Gesetze / Landesrecht Brandenburg / Verordnung über das Naturschutzgebiet „Forsthaus Prösa“
VO-NSGFORSTHAUSPROESA_2015§ 4 Verbote
(1) Vorbehaltlich der nach § 7 dieser Verordnung zulässigen Handlungen sind in dem Naturschutzgebiet gemäß § 21 Abs. 2 Satz 1 des Brandenburgischen Naturschutzgesetzes alle Handlungen verboten, die das Gebiet, seinen Naturhaushalt oder einzelne seiner Bestandteile zerstören, beschädigen, verändern oder nachhaltig stören können.
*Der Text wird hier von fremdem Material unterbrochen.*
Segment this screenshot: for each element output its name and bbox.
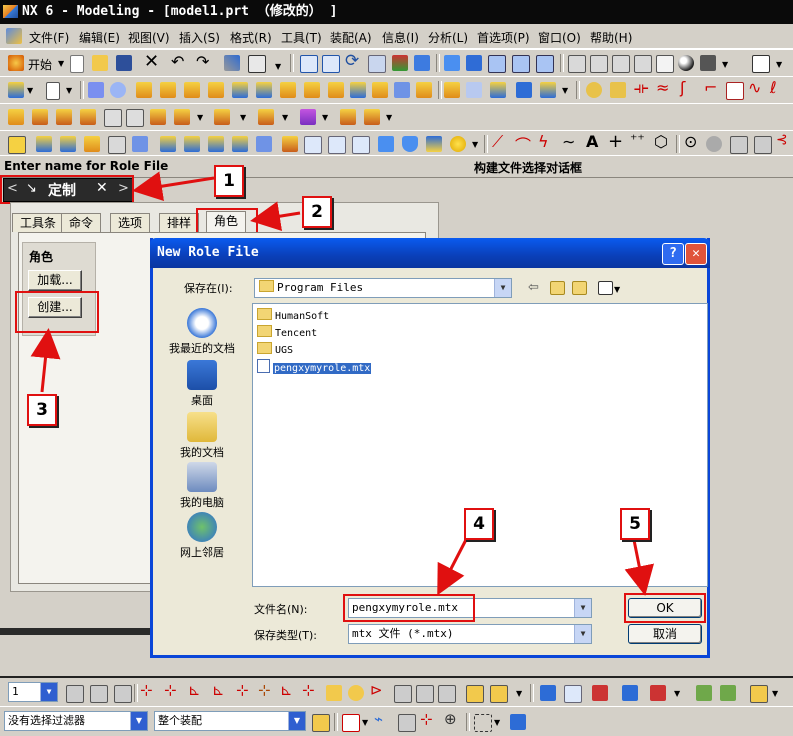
visual-report-icon[interactable] xyxy=(696,685,712,701)
object-display-icon[interactable] xyxy=(326,685,342,701)
toolbar-separator xyxy=(530,684,534,702)
wcs-orient-icon[interactable]: ⊾ xyxy=(212,681,225,699)
hide-icon[interactable] xyxy=(348,685,364,701)
wcs-dynamics-icon[interactable]: ⊹ xyxy=(164,681,177,699)
snap-dropdown-icon[interactable]: ▼ xyxy=(362,718,368,727)
curve-analysis-icon[interactable] xyxy=(592,685,608,701)
rectangle-select-icon[interactable] xyxy=(474,714,492,732)
arrow-5 xyxy=(624,539,655,596)
callout-arrows xyxy=(30,171,655,596)
toolbar-separator xyxy=(334,713,338,731)
show-hide-icon[interactable] xyxy=(438,685,456,703)
chevron-down-icon[interactable]: ▼ xyxy=(288,712,305,730)
snap-point-icon[interactable] xyxy=(342,714,360,732)
copy-to-layer-icon[interactable] xyxy=(114,685,132,703)
measure-angle-icon[interactable] xyxy=(490,685,508,703)
wcs-origin-icon[interactable]: ⊹ xyxy=(140,681,153,699)
wcs-csys-icon[interactable]: ⊹ xyxy=(236,681,249,699)
extras-icon[interactable] xyxy=(750,685,768,703)
callout-4: 4 xyxy=(464,508,494,540)
callout-2: 2 xyxy=(302,196,332,228)
point-on-curve-icon[interactable] xyxy=(622,685,638,701)
arrow-1 xyxy=(132,171,215,202)
measure-distance-icon[interactable] xyxy=(466,685,484,703)
selection-bar: 没有选择过滤器 ▼ 整个装配 ▼ ▼ ⌁ ⊹ ⊕ ▼ xyxy=(0,706,793,736)
wcs-display-icon[interactable]: ⊹ xyxy=(302,681,315,699)
combs-icon[interactable] xyxy=(650,685,666,701)
arrow-2 xyxy=(250,201,301,232)
measure-dropdown-icon[interactable]: ▼ xyxy=(516,689,522,698)
curve-rule-icon[interactable]: ⌁ xyxy=(374,710,383,728)
quick-pick-icon[interactable] xyxy=(510,714,526,730)
show-all-icon[interactable] xyxy=(394,685,412,703)
transform-icon[interactable] xyxy=(540,685,556,701)
arrow-4 xyxy=(437,531,472,596)
snap-grid-icon[interactable] xyxy=(564,685,582,703)
wcs-save-icon[interactable]: ⊾ xyxy=(280,681,293,699)
layer-settings-icon[interactable] xyxy=(66,685,84,703)
bottom-toolbar: 1 ▼ ⊹ ⊹ ⊾ ⊾ ⊹ ⊹ ⊾ ⊹ ⊳ ▼ ▼ ▼ xyxy=(0,676,793,708)
toolbar-separator xyxy=(134,684,138,702)
selection-filter-icon[interactable] xyxy=(312,714,330,732)
face-rule-icon[interactable] xyxy=(398,714,416,732)
intersect-point-icon[interactable]: ⊹ xyxy=(420,710,433,728)
layer-select[interactable]: 1 ▼ xyxy=(8,682,58,702)
type-filter-select[interactable]: 没有选择过滤器 ▼ xyxy=(4,711,148,731)
show-icon[interactable]: ⊳ xyxy=(370,681,383,699)
layer-value: 1 xyxy=(12,685,19,698)
callout-3: 3 xyxy=(27,394,57,426)
report-icon[interactable] xyxy=(720,685,736,701)
extras-dropdown-icon[interactable]: ▼ xyxy=(772,689,778,698)
analysis-more-dropdown-icon[interactable]: ▼ xyxy=(674,689,680,698)
stop-at-intersection-icon[interactable]: ⊕ xyxy=(444,710,457,728)
wcs-set-icon[interactable]: ⊹ xyxy=(258,681,271,699)
chevron-down-icon[interactable]: ▼ xyxy=(40,683,57,701)
type-filter-value: 没有选择过滤器 xyxy=(8,714,85,727)
chevron-down-icon[interactable]: ▼ xyxy=(130,712,147,730)
arrow-3 xyxy=(30,328,61,393)
callout-1: 1 xyxy=(214,165,244,197)
invert-show-icon[interactable] xyxy=(416,685,434,703)
selection-scope-select[interactable]: 整个装配 ▼ xyxy=(154,711,306,731)
toolbar-separator xyxy=(466,713,470,731)
move-to-layer-icon[interactable] xyxy=(90,685,108,703)
rectangle-select-dropdown-icon[interactable]: ▼ xyxy=(494,718,500,727)
callout-5: 5 xyxy=(620,508,650,540)
wcs-rotate-icon[interactable]: ⊾ xyxy=(188,681,201,699)
selection-scope-value: 整个装配 xyxy=(158,714,202,727)
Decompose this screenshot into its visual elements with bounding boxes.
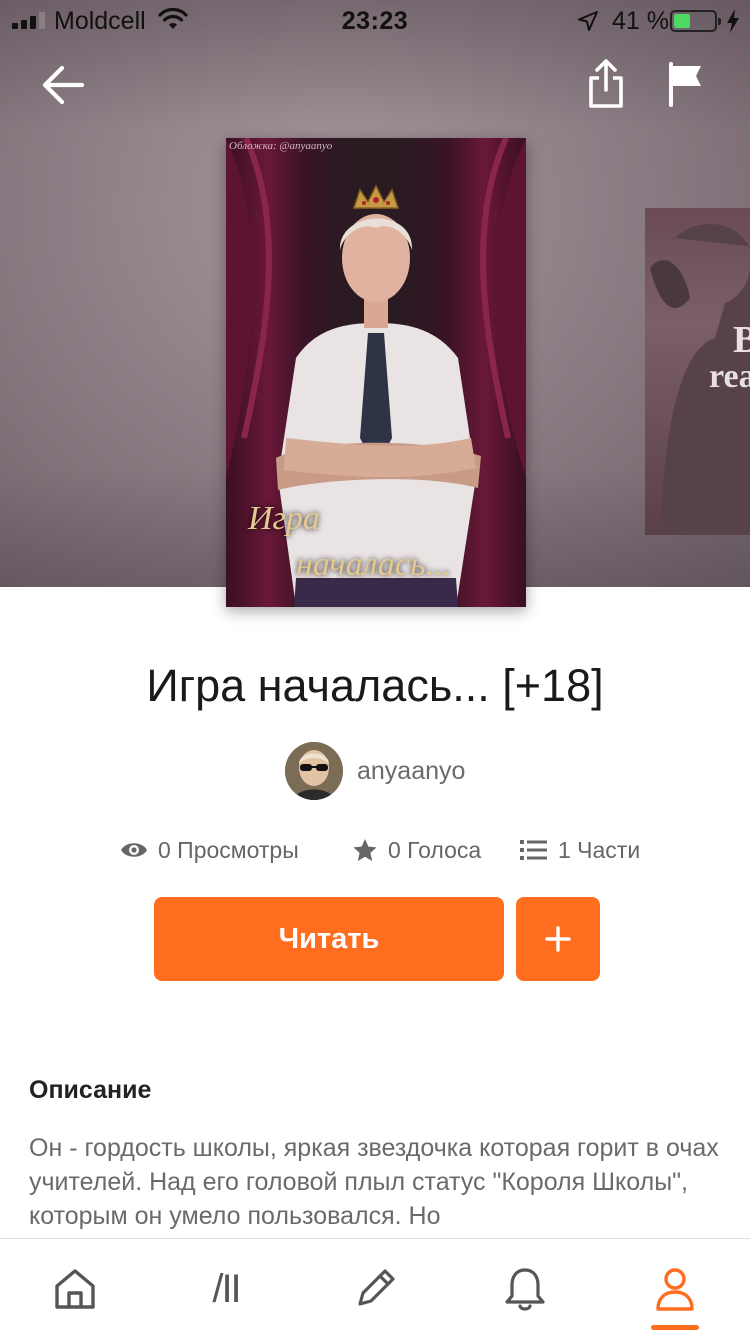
avatar: [285, 742, 343, 800]
tab-profile[interactable]: [645, 1263, 705, 1315]
story-title: Игра началась... [+18]: [146, 660, 604, 711]
report-button[interactable]: [664, 60, 708, 110]
add-to-library-button[interactable]: [516, 897, 600, 981]
battery-level-fill: [674, 14, 690, 28]
views-count: 0 Просмотры: [158, 836, 299, 863]
status-bar: Moldcell 23:23 41 %: [0, 0, 750, 40]
eye-icon: [121, 843, 147, 857]
read-button[interactable]: Читать: [154, 897, 504, 981]
plus-icon: [545, 926, 571, 952]
votes-stat: 0 Голоса: [352, 832, 481, 868]
share-button[interactable]: [584, 58, 628, 110]
flag-icon: [669, 62, 701, 107]
description-heading: Описание: [29, 1076, 152, 1104]
author-name: anyaanyo: [357, 756, 466, 785]
home-icon: [55, 1269, 95, 1309]
arrow-left-icon: [42, 65, 85, 105]
tab-notifications[interactable]: [495, 1263, 555, 1315]
star-icon: [353, 838, 377, 861]
tab-home[interactable]: [45, 1263, 105, 1315]
cover-title-line-2: началась...: [296, 546, 451, 583]
next-cover-text-1: B: [733, 319, 750, 361]
parts-stat: 1 Части: [520, 832, 640, 868]
pencil-icon: [358, 1269, 395, 1306]
tab-write[interactable]: [345, 1263, 405, 1315]
active-tab-indicator: [651, 1325, 699, 1330]
battery-percentage: 41 %: [612, 7, 669, 35]
description-text: Он - гордость школы, яркая звездочка кот…: [29, 1134, 719, 1230]
battery-icon: [670, 10, 721, 32]
next-book-cover[interactable]: B rea: [645, 208, 750, 535]
bottom-tab-bar: /II: [0, 1238, 750, 1334]
author-link[interactable]: anyaanyo: [285, 741, 465, 801]
parts-count: 1 Части: [558, 836, 641, 863]
tab-library[interactable]: /II: [196, 1263, 256, 1315]
charging-bolt-icon: [727, 9, 739, 33]
author-avatar-image: [285, 742, 343, 800]
next-cover-text-2: rea: [709, 358, 750, 395]
list-icon: [520, 840, 547, 860]
profile-icon: [656, 1268, 694, 1311]
book-cover[interactable]: Обложка: @anyaanyo Игра началась...: [226, 138, 526, 607]
share-icon: [589, 59, 623, 108]
cover-title-line-1: Игра: [248, 500, 320, 537]
votes-count: 0 Голоса: [388, 836, 482, 863]
location-arrow-icon: [578, 11, 598, 31]
story-stats: 0 Просмотры 0 Голоса 1 Части: [0, 832, 750, 868]
back-button[interactable]: [38, 60, 88, 110]
bell-icon: [505, 1268, 545, 1311]
cover-credit: Обложка: @anyaanyo: [229, 140, 333, 152]
views-stat: 0 Просмотры: [120, 832, 299, 868]
library-icon: /II: [212, 1266, 241, 1311]
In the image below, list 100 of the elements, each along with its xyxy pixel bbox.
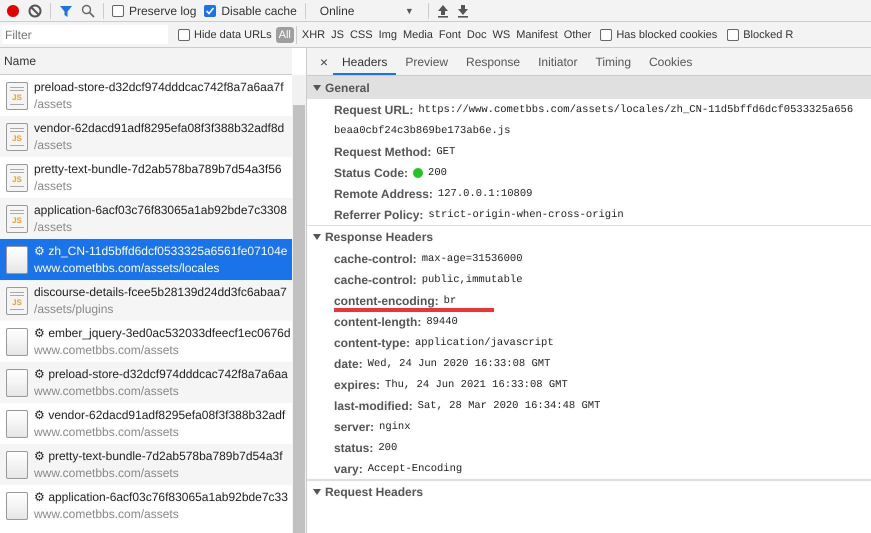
type-filter-button[interactable]: Media	[400, 26, 436, 42]
request-path: www.cometbbs.com/assets	[34, 343, 180, 357]
header-name: date:	[334, 356, 363, 370]
type-filter-button[interactable]: JS	[328, 26, 347, 42]
column-header[interactable]: Name	[0, 48, 292, 75]
header-value: beaa0cbf24c3b869be173ab6e.js	[334, 124, 510, 136]
checkbox[interactable]	[178, 28, 190, 40]
header-name: last-modified:	[334, 398, 413, 412]
tab[interactable]: Timing	[586, 51, 640, 75]
record-icon[interactable]	[6, 4, 20, 18]
request-path: /assets/plugins	[34, 302, 114, 316]
header-name: cache-control:	[334, 272, 417, 286]
header-name: Request URL:	[334, 102, 414, 116]
filter-field[interactable]: Filter	[2, 25, 168, 44]
request-row[interactable]: JS vendor-62dacd91adf8295efa08f3f388b32adf8d /assets	[0, 116, 292, 157]
header-value: 200	[378, 442, 398, 454]
search-icon[interactable]	[81, 4, 95, 18]
checkbox[interactable]	[600, 28, 612, 40]
checkbox[interactable]	[204, 4, 216, 16]
type-filter-button[interactable]: WS	[489, 26, 514, 42]
script-file-icon: JS	[6, 164, 28, 192]
request-name: vendor-62dacd91adf8295efa08f3f388b32adf8d	[34, 121, 284, 135]
checkbox-label: Has blocked cookies	[616, 28, 718, 40]
header-value: br	[444, 294, 456, 306]
close-button[interactable]: ×	[315, 51, 333, 75]
file-icon	[6, 450, 28, 478]
tab[interactable]: Cookies	[640, 51, 702, 75]
header-name: Remote Address:	[334, 186, 433, 200]
request-path: www.cometbbs.com/assets	[34, 384, 180, 398]
request-row[interactable]: ⚙ zh_CN-11d5bffd6dcf0533325a6561fe07104e www.cometbbs.com/assets/locales	[0, 239, 292, 280]
checkbox-label: Hide data URLs	[194, 28, 272, 40]
filter-icon[interactable]	[59, 4, 73, 18]
request-name: discourse-details-fcee5b28139d24dd3fc6abaa7	[34, 285, 287, 299]
script-file-icon: JS	[6, 204, 28, 232]
request-path: /assets	[34, 97, 74, 111]
header-value: 127.0.0.1:10809	[438, 188, 532, 200]
throttle-dropdown[interactable]: Online ▼	[314, 4, 420, 18]
request-path: /assets	[34, 138, 74, 152]
checkbox-label: Blocked R	[743, 28, 794, 40]
file-icon	[6, 246, 28, 274]
type-filter-button[interactable]: CSS	[346, 26, 376, 42]
header-name: status:	[334, 440, 374, 454]
request-name: ⚙ zh_CN-11d5bffd6dcf0533325a6561fe07104e	[34, 244, 288, 258]
checkbox[interactable]	[112, 4, 124, 16]
header-value: GET	[436, 146, 456, 158]
type-filter-button[interactable]: Manifest	[513, 26, 561, 42]
section-header[interactable]: Response Headers	[307, 225, 871, 248]
header-value: Sat, 28 Mar 2020 16:34:48 GMT	[418, 400, 600, 412]
section-header[interactable]: Request Headers	[307, 479, 871, 503]
request-name: ⚙ application-6acf03c76f83065a1ab92bde7c33	[34, 490, 288, 504]
expand-triangle-icon	[313, 488, 321, 496]
type-filter-button[interactable]: Img	[376, 26, 400, 42]
request-path: www.cometbbs.com/assets	[34, 507, 180, 521]
tab[interactable]: Initiator	[529, 51, 586, 75]
script-file-icon: JS	[6, 122, 28, 150]
request-path: www.cometbbs.com/assets	[34, 466, 180, 480]
request-name: ⚙ pretty-text-bundle-7d2ab578ba789b7d54a3f	[34, 449, 283, 463]
header-value: Thu, 24 Jun 2021 16:33:08 GMT	[385, 378, 568, 390]
header-value: strict-origin-when-cross-origin	[428, 208, 624, 220]
request-name: ⚙ ember_jquery-3ed0ac532033dfeecf1ec0676d	[34, 326, 291, 340]
request-name: ⚙ vendor-62dacd91adf8295efa08f3f388b32adf	[34, 408, 286, 422]
request-row[interactable]: JS discourse-details-fcee5b28139d24dd3fc6abaa7 /assets/plugins	[0, 280, 292, 321]
header-value: 200	[428, 166, 447, 178]
header-name: Status Code:	[334, 166, 408, 180]
request-row[interactable]: ⚙ pretty-text-bundle-7d2ab578ba789b7d54a3f www.cometbbs.com/assets	[0, 444, 292, 485]
header-name: content-length:	[334, 314, 422, 328]
expand-triangle-icon	[313, 84, 321, 92]
request-path: www.cometbbs.com/assets/locales	[34, 261, 220, 275]
header-value: https://www.cometbbs.com/assets/locales/zh_CN-11d5bffd6dcf0533325a656	[418, 104, 854, 116]
scrollbar[interactable]	[292, 75, 306, 533]
header-name: server:	[334, 420, 374, 434]
request-row[interactable]: ⚙ preload-store-d32dcf974dddcac742f8a7a6aa www.cometbbs.com/assets	[0, 362, 292, 403]
request-name: application-6acf03c76f83065a1ab92bde7c3308	[34, 203, 287, 217]
type-filter-button[interactable]: Doc	[464, 26, 490, 42]
clear-icon[interactable]	[28, 4, 42, 18]
request-name: pretty-text-bundle-7d2ab578ba789b7d54a3f56	[34, 162, 282, 176]
status-dot-icon	[413, 168, 424, 178]
header-value: Wed, 24 Jun 2020 16:33:08 GMT	[368, 358, 550, 370]
header-name: cache-control:	[334, 252, 417, 266]
section-header[interactable]: General	[307, 76, 871, 99]
tab[interactable]: Response	[457, 51, 530, 75]
checkbox-label: Disable cache	[221, 4, 297, 18]
script-file-icon: JS	[6, 286, 28, 314]
type-filter-button[interactable]: XHR	[298, 26, 328, 42]
header-value: 89440	[426, 316, 458, 328]
header-value: Accept-Encoding	[368, 462, 462, 474]
header-value: max-age=31536000	[422, 252, 523, 264]
file-icon	[6, 368, 28, 396]
checkbox-label: Preserve log	[129, 4, 196, 18]
type-filter-button[interactable]: Other	[560, 26, 594, 42]
upload-icon[interactable]	[436, 4, 449, 18]
tab[interactable]: Preview	[396, 51, 458, 75]
request-row[interactable]: JS application-6acf03c76f83065a1ab92bde7c3308 /assets	[0, 198, 292, 239]
expand-triangle-icon	[313, 233, 321, 241]
download-icon[interactable]	[456, 4, 469, 18]
header-name: Request Method:	[334, 144, 432, 158]
type-filter-button[interactable]: Font	[436, 26, 464, 42]
checkbox[interactable]	[727, 28, 740, 40]
header-name: vary:	[334, 462, 363, 476]
header-value: application/javascript	[415, 336, 554, 348]
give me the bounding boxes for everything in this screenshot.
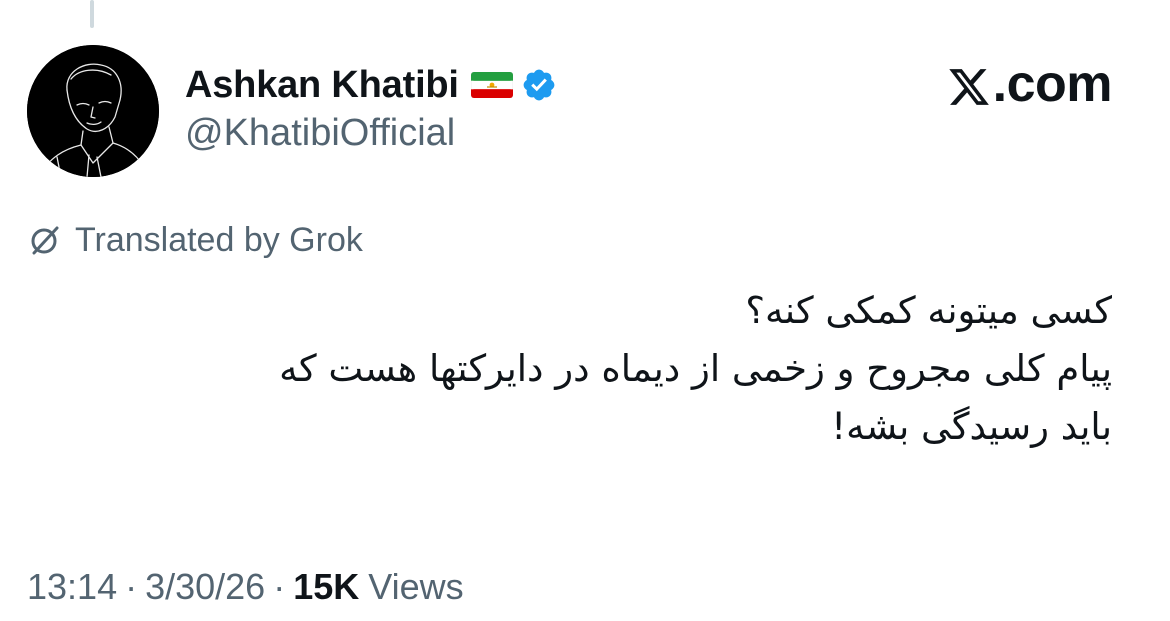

(2) Es ist insbesondere verboten:
bauliche Anlagen zu errichten oder wesentlich zu verändern, auch wenn dies keiner öffentlich-rechtlichen Zulassung bedarf;
die Bodengestalt zu verändern, die Böden zu verfestigen, zu versiegeln oder zu verunreinigen;
die Art der bisherigen Grundstücksnutzung zu ändern;
Plakate und Werbeanlagen aufzustellen oder ähnliche Anlagen anzubringen;
Buden, Verkaufsstände, Verkaufswagen oder Warenautomaten aufzustellen;
Straßen, Wege, Plätze oder sonstige Verkehrseinrichtungen anzulegen, Leitungen zu verlegen oder solche Anlagen zu verändern;
mit Fahrzeugen außerhalb der dafür zugelassenen Wege zu fahren oder Kraftfahrzeuge dort abzustellen, Fahrzeuge zu warten oder zu pflegen;
Wasserfahrzeuge aller Art einschließlich Luftmatratzen zu benutzen;
außerhalb der dafür zugelassenen Wege zu reiten;
zu lagern, zu angeln, Feuer anzuzünden, zu zelten oder Wohnwagen aufzustellen;
das Gebiet außerhalb der Wege zu betreten;
Hunde frei laufen zu lassen;
die Ruhe der Natur durch Lärm zu stören;
wildlebenden Tieren nachzustellen, sie mutwillig zu beunruhigen, zu fangen, zu verletzen, zu töten oder ihre Entwicklungsformen, Nist-, Brut-, Wohn- oder Zufluchtsstätten der Natur zu entnehmen, zu beschädigen oder zu vernichten;
Tiere auszusetzen oder Pflanzen anzusiedeln;
wildlebende Pflanzen oder ihre Teile oder Entwicklungsformen abzuschneiden, abzupflücken, aus- oder abzureißen, auszugraben, zu beschädigen oder zu vernichten;
Wiesen oder Weiden oder sonstiges Grünland umzubrechen oder neuanzusäen;
Be- oder Entwässerungsmaßnahmen über den bisherigen Umfang hinaus durchzuführen, Gewässer jeder Art entgegen dem Schutzzweck zu verändern oder in anderer Weise den Wasserhaushalt des Gebietes zu beeinträchtigen;
Gülle, Gärfutter oder -sickersäfte ohne Genehmigung der unteren Naturschutzbehörde auszubringen oder einzuleiten;
auf Grünland Dünger oder Pflanzenschutzmittel auszubringen;
auf Ackerflächen entlang von Gräben in einer Breite von fünf Metern Dünger oder Pflanzenschutzmittel auszubringen, auf den übrigen Ackerflächen Dünger oder Pflanzenschutzmittel über den bisherigen Umfang hinaus auszubringen;
Düngestoffe, Abfälle oder sonstige Gegenstände zu lagern, abzulagern oder sich ihrer in sonstiger Weise zu entledigen.